The Human Lawyer: Jordan Abshire

The Human Lawyer: Jordan Abshire

As a Rajun Cajun from Lafayette, Louisiana, Jordan Abshire is an envelope pusher. He exudes a palpable, tangible energy that makes you think he’s up to something. Guess what: he is (and no it’s not boudin). He has a humble radiancy that makes you feel uncomfortable. But uncomfortable in a good way. It’s that cognitive dissonance where you wonder both: (1) what is this guy’s deal?; and (2) whatever it is, I think I should have a little more of whatever he’s dealing. Here’s Jordan’s story in his words.

How’d you get to where you are today?

In January 2008, I was humming along in an energy regulatory practice in D.C. As perfect as it may have looked on the outside, I felt like my business development skills were underutilized. I began to think about returning to Louisiana, when my girlfriend (now wife) landed a post-law school clerkship in Charlotte. I contacted a couple law school classmates who had started a recruiting company, asking about any legal opportunities in Charlotte. Fortuitously, they asked me to start an office for them here. We opened before the recession hit in mid-2008.  For me, the downturn ended up being an opportunity, as many recruiters left the industry and those who remained became (or seemed to become) despondent. Because I had not experienced the “good times” 2005-07, I weathered the storm by focusing on what I could control. With that focus, I ascended up the ranks of that company. Then, when the two principals parted ways in 2012, I opened my own shop. 

What inspires/fulfills you in your practice?

Making a good match and seeing an attorney flourish in a position that I introduced them to.

Outside of your practice, what are you passionate about?

I began volunteering at the Men’s Shelter of Charlotte in 2013, helping Guests create resumes and apply for jobs. That proximity (my word for being close to those in need) has changed my view on homelessness, poverty, affordable housing,  social safety nets, and the criminal justice system. In March 2017, I helped plant “Fortitude”, an early morning bootcamp workout through F3 at the Shelter. The blessings that have flowed from that workout have exceeded my expectations. 

From Shelter Guests, we regularly hear: “thank you for making me feel normal again”; “thank you for making me feel like I’m part of something.” There’s a palpable light in their eyes after they join us for a workout, which the Shelter’s Director refers to as “Hope.” For several Guests, the workout has been the catalyst to finding work, increasing their income, and finding housing. The workout has positively impacted “housed” Men, as well who join Shelter Guests at the workout. Perspectives on poverty and the homeless have changed. How?

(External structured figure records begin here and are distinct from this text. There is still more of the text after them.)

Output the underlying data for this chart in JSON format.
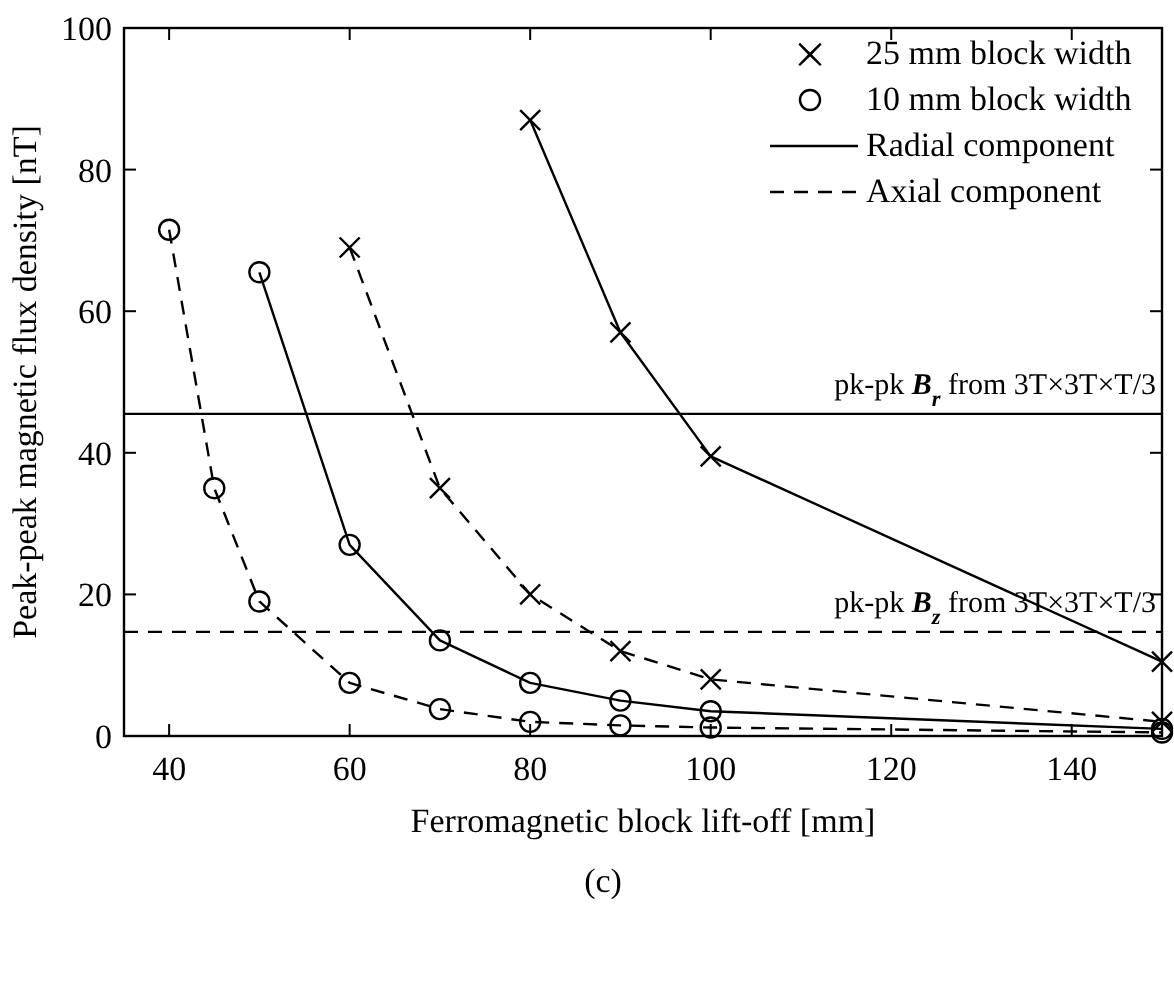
{
  "chart_data": {
    "type": "line",
    "xlabel": "Ferromagnetic block lift-off [mm]",
    "ylabel": "Peak-peak magnetic flux density [nT]",
    "xlim": [
      35,
      150
    ],
    "xticks": [
      40,
      60,
      80,
      100,
      120,
      140
    ],
    "ylim": [
      0,
      100
    ],
    "yticks": [
      0,
      20,
      40,
      60,
      80,
      100
    ],
    "grid": false,
    "series": [
      {
        "color": "#000000",
        "marker": "cross",
        "line_style": "solid",
        "x": [
          80,
          90,
          100,
          150
        ],
        "values": [
          87,
          57,
          39.5,
          10.5
        ]
      },
      {
        "color": "#000000",
        "marker": "cross",
        "line_style": "dashed",
        "x": [
          60,
          70,
          80,
          90,
          100,
          150
        ],
        "values": [
          69,
          35,
          20,
          12,
          8,
          2
        ]
      },
      {
        "color": "#000000",
        "marker": "circle",
        "line_style": "solid",
        "x": [
          50,
          60,
          70,
          80,
          90,
          100,
          150
        ],
        "values": [
          65.5,
          27,
          13.5,
          7.5,
          5,
          3.5,
          1
        ]
      },
      {
        "color": "#000000",
        "marker": "circle",
        "line_style": "dashed",
        "x": [
          40,
          45,
          50,
          60,
          70,
          80,
          90,
          100,
          150
        ],
        "values": [
          71.5,
          35,
          19,
          7.5,
          3.8,
          2,
          1.5,
          1.2,
          0.5
        ]
      }
    ],
    "ref_lines": [
      {
        "axis": "y",
        "value": 45.5,
        "label": "pk-pk B$_{r}$ from 3T×3T×T/3",
        "color": "#000000",
        "line_style": "solid"
      },
      {
        "axis": "y",
        "value": 14.7,
        "label": "pk-pk B$_{z}$ from 3T×3T×T/3",
        "color": "#000000",
        "line_style": "dashed"
      }
    ],
    "annotations": [
      "25 mm block width",
      "10 mm block width",
      "Radial component",
      "Axial component",
      "(c)"
    ]
  }
}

Here’s one way. Two years ago, F3 began hosting an annual Come to the Table luncheon. The first luncheon raised over $50K for the Shelter and other organizations. The luncheon and fundraising effort were borne out of one Man’s participation in the Fortitude workout. He would tell you that he had driven by the Shelter for decades, but had “no F$!#’ing clue” about the Shelter or its Guests until joining the workout. It just takes one person to make a difference.

I would be remiss not to share two of my favorite videos capturing the genuine transformational impact that occurs at the Shelter. The first is the video montage of the “Elephant Push-Up” performed by a Shelter Guest from Cameroon, whom we call Santa Claus. Life has not been easy for our Kris Kringle as he lost his mother in the summer of 2017. Soon after her passing, he hoped to find a way back to Cameroon for her funeral. He asked to address the workout group before boarding a bus to D.C. to pick-up his visa.  His story so-inspired the audience that several Men decided to pitch-in and purchase his ticket home.

The second is the story of Kryptonite and the Fortitude Hoodie. His story demonstrates the transformational work of the Shelter staff. It’s a daily mission; a life of service; a belief in hope for the future; confidence that we can make a difference; and trust in the Guests to make the changes that allow them to “live their best life.” We work hand-in-hand in support of that mission through the Fortitude workout. 

Something the World Doesn’t Know About You

As a child/teenager, I stuttered . . . a lot! So much so that answering the phone was a nightmare. Perhaps my phone conversations were best described by the sound of heavy breathing and a stammering, delayed: “Hello.” Nightmare! But stuttering has certainly made me more empathetic; and as my F3 compadre Slaughter would say, "Those things that I felt used to be my weaknesses, turned out to be my strengths because I can use them to help others."